Face à leurs juges, les deux hommes devraient a priori plaider non coupable. « Même si Diendéré ne peut nier avoir été le chef du Conseil national pour la démocratie, il va essayer de mettre en cause la hiérarchie militaire comme le général Zagré et même certains religieux comme Monseigneur Paul Ouédraogo ou encore l’ancien président Jean-Baptiste Ouédraogo qui ont mené une médiation pour amener le RSP [le Régiment de sécurité présidentielle, ndlr] à renoncer au coup d’État », avance Abdoul Karim Saidou. L’adjudant Jean-Florent Nion, l’un des coaccusés, avait déclaré à la barre début juillet que « le général Diendéré a instruit de faire le coup ».

Quel avenir politique pour Bassolé ?

Le général de gendarmerie Djibrill Bassolé, dont l’implication dans cette affaire repose en partie sur des écoutes téléphoniques d’une conversation supposée entre lui et Guillaume Soro, le président de l’Assemblée ivoirienne, joue son avenir politique. L’un de ses avocats l’avait confirmé à Jeune Afrique avant la reprise du procès : Djibrill Bassolé devrait nier en bloc les accusations portées contre lui. Ses avocats devraient également s’employer à tenter de démontrer des circonstances atténuantes aux actions de leur client pendant le coup d’État manqué. Autre axe de défense prévu par Djibrill Bassolé : pointer la responsabilité de certains acteurs qui ne sont pas à la barre.

Son audition, et l’issue du procès le concernant, seront scrutés avec attention par les militants de la Nouvelle alliance du Faso (Nafa), qui veut faire de lui son candidat à la présidentielle de 2020. Une éventuelle candidature qui serait à même de « changer le rapport de force politique », assure Abdoul Karim Saidou.


>>> À LIRE – Burkina Faso : La Nafa de Djibrill Bassolé s’y voit déjà


Des témoignages cruciaux pour la mémoire collective

L’importance de ces témoignages pour la mémoire collective burkinabè sera également cruciale. Si Gilbert Diendéré s’est toujours défendu d’avoir assumé la responsabilité politique des événements du 16 septembre 2015, il devra en revanche éclairer l’opinion sur ceux qu’il considère comme les « vrais auteurs » du coup d’État, sur la préparation et ainsi que sur les ramifications politiques. Il devra également s’expliquer sur la fameuse médiation entamée par l’armée sous l’égide des chefs coutumiers et religieux.

En attendant les témoignages des deux généraux, l’audition du colonel-major Boureima Kiéré, débutée le 12 novembre, se poursuivra mercredi. Lors des précédentes audiences, l’ex-chef d’état-major particulier de la présidence lors du coup d’État manqué de 2015 a dénoncé « l’humiliation » qu’aurait ressenti à l’époque le Régiment de sécurité présidentielle (RPS) vis-à-vis de la hiérarchie militaire, au lendemain de l’opération de désarmement du 29 septembre 2015, après l’échec du coup d’État.
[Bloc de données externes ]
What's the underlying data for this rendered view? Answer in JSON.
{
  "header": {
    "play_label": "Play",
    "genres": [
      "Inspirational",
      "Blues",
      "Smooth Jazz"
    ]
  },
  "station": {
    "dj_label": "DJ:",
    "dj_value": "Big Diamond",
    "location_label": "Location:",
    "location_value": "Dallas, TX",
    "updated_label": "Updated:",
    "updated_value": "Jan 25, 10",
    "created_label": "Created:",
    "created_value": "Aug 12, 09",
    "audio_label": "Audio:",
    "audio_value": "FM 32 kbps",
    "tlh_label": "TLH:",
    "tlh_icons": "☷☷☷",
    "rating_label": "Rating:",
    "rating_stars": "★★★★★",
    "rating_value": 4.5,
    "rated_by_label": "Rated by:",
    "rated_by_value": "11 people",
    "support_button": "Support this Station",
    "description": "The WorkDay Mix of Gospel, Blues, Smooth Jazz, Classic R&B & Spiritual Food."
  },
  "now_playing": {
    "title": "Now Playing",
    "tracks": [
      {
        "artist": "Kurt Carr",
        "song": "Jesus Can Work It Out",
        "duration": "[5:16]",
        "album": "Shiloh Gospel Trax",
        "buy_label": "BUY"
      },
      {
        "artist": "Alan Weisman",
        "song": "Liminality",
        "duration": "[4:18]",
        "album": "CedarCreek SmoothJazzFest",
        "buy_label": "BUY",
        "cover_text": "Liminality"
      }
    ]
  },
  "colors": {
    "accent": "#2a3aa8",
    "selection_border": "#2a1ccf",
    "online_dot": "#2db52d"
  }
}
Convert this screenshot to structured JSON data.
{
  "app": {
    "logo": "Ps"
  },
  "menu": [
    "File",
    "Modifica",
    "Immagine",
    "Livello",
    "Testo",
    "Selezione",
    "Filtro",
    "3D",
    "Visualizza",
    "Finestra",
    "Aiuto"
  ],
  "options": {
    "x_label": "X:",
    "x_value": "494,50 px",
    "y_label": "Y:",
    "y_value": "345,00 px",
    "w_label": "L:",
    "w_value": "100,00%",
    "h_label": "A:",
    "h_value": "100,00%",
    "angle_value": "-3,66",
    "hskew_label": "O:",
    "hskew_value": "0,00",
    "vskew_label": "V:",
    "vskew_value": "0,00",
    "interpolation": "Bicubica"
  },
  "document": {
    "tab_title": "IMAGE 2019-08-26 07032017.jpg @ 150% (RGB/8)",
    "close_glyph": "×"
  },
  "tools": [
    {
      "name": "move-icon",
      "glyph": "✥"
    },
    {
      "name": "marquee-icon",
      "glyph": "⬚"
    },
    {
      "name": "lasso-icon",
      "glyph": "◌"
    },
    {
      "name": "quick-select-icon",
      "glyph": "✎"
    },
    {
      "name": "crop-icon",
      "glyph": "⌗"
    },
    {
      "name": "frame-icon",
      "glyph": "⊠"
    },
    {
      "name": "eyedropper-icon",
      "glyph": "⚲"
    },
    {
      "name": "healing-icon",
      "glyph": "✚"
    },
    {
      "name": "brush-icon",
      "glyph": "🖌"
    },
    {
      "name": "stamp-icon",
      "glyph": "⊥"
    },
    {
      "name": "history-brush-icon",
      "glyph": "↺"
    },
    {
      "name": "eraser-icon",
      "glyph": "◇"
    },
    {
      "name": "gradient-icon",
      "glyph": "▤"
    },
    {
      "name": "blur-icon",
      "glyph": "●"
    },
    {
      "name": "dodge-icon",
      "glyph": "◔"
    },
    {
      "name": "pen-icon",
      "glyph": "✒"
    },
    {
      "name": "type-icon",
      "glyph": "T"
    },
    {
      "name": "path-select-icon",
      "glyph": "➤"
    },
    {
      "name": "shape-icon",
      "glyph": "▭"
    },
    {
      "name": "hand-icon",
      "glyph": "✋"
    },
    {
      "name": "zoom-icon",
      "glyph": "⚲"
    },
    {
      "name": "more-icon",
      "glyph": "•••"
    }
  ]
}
« On nous a dit de déposer les armes, on l’a fait. Pourquoi avoir bombardé le camp [de Naba Koom, ndlr] ? C’était pour nous humilier ! », avait alors fustigé l’officier, accusant le général Pingrenoma Zagré, alors chef d’état-major général des armées, d’avoir rompu le contact et de les avoir traités comme « des malpropres ».
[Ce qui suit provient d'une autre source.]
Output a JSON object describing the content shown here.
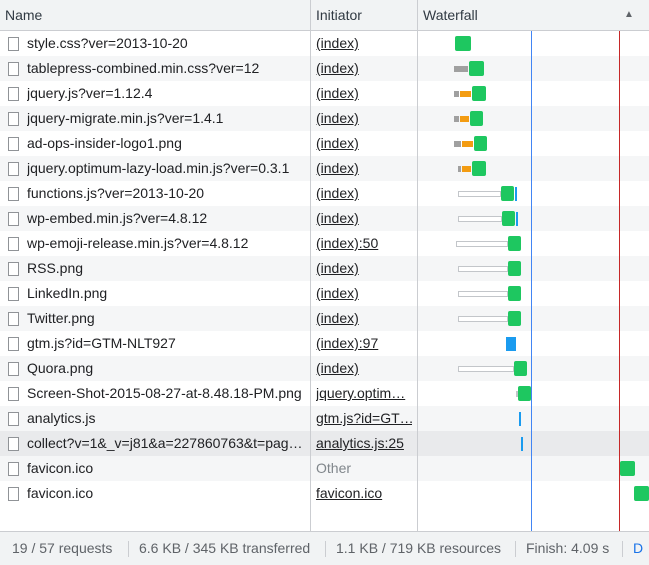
{
  "columns": {
    "name": "Name",
    "initiator": "Initiator",
    "waterfall": "Waterfall"
  },
  "sort_icon": "▲",
  "colors": {
    "header_bg": "#f1f3f4",
    "grid": "#cbcdd1",
    "download": "#1ec760",
    "waiting": "#1a9bef",
    "queued": "#d7dadd",
    "connecting": "#f39c12",
    "stalled": "#a0a0a0",
    "dom_content_loaded": "#4285f4",
    "load": "#c62828"
  },
  "requests": [
    {
      "name": "style.css?ver=2013-10-20",
      "initiator": "(index)",
      "initiator_link": true
    },
    {
      "name": "tablepress-combined.min.css?ver=12",
      "initiator": "(index)",
      "initiator_link": true
    },
    {
      "name": "jquery.js?ver=1.12.4",
      "initiator": "(index)",
      "initiator_link": true
    },
    {
      "name": "jquery-migrate.min.js?ver=1.4.1",
      "initiator": "(index)",
      "initiator_link": true
    },
    {
      "name": "ad-ops-insider-logo1.png",
      "initiator": "(index)",
      "initiator_link": true
    },
    {
      "name": "jquery.optimum-lazy-load.min.js?ver=0.3.1",
      "initiator": "(index)",
      "initiator_link": true
    },
    {
      "name": "functions.js?ver=2013-10-20",
      "initiator": "(index)",
      "initiator_link": true
    },
    {
      "name": "wp-embed.min.js?ver=4.8.12",
      "initiator": "(index)",
      "initiator_link": true
    },
    {
      "name": "wp-emoji-release.min.js?ver=4.8.12",
      "initiator": "(index):50",
      "initiator_link": true
    },
    {
      "name": "RSS.png",
      "initiator": "(index)",
      "initiator_link": true
    },
    {
      "name": "LinkedIn.png",
      "initiator": "(index)",
      "initiator_link": true
    },
    {
      "name": "Twitter.png",
      "initiator": "(index)",
      "initiator_link": true
    },
    {
      "name": "gtm.js?id=GTM-NLT927",
      "initiator": "(index):97",
      "initiator_link": true
    },
    {
      "name": "Quora.png",
      "initiator": "(index)",
      "initiator_link": true
    },
    {
      "name": "Screen-Shot-2015-08-27-at-8.48.18-PM.png",
      "initiator": "jquery.optim…",
      "initiator_link": true
    },
    {
      "name": "analytics.js",
      "initiator": "gtm.js?id=GT…",
      "initiator_link": true
    },
    {
      "name": "collect?v=1&_v=j81&a=227860763&t=pag…",
      "initiator": "analytics.js:25",
      "initiator_link": true,
      "highlighted": true
    },
    {
      "name": "favicon.ico",
      "initiator": "Other",
      "initiator_link": false
    },
    {
      "name": "favicon.ico",
      "initiator": "favicon.ico",
      "initiator_link": true
    }
  ],
  "summary": {
    "requests": "19 / 57 requests",
    "transferred": "6.6 KB / 345 KB transferred",
    "resources": "1.1 KB / 719 KB resources",
    "finish": "Finish: 4.09 s",
    "dom_content_loaded": "D"
  }
}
Les auditions de ce procès permettent d’avoir beaucoup d’informations sur le déroulement du coup d’État, les négociations ainsi que sur le fonctionnement de l’armement

À en croire le récit qu’il fait des événements, l’officier – qui a pourtant signé la déclaration de prise de pouvoir du général Diendéré – aurait en réalité contribué à réduire le nombre de victimes. Niant toute responsabilité dans le déclenchement de la tentative de putsch, il a expliqué avoir joué un rôle de médiateur entre putschistes et chefs militaires afin de convaincre le général putschiste d’abandonner son projet. « Cela montre que mon client était dans une logique de médiation », a plaidé Me Mireille Barry, son avocate.

« J’ai l’impression que chaque inculpé tente de minimiser sa responsabilité dans cette affaire. C’est le cas du colonel Kiéré qui tente de dire qu’il a agi sur ordre de sa hiérarchie. Les auditions de ce procès permettent d’avoir beaucoup d’informations sur le déroulement du coup d’État, les négociations ainsi que sur le fonctionnement de l’armement. Ce procès montre également comment le système politique burkinabè a fonctionné sous l’ancien président Blaise Compaoré. C’est une opportunité pour les victimes de savoir ce qui s’est réellement passé », se félicite Abdoul Karim Saidou.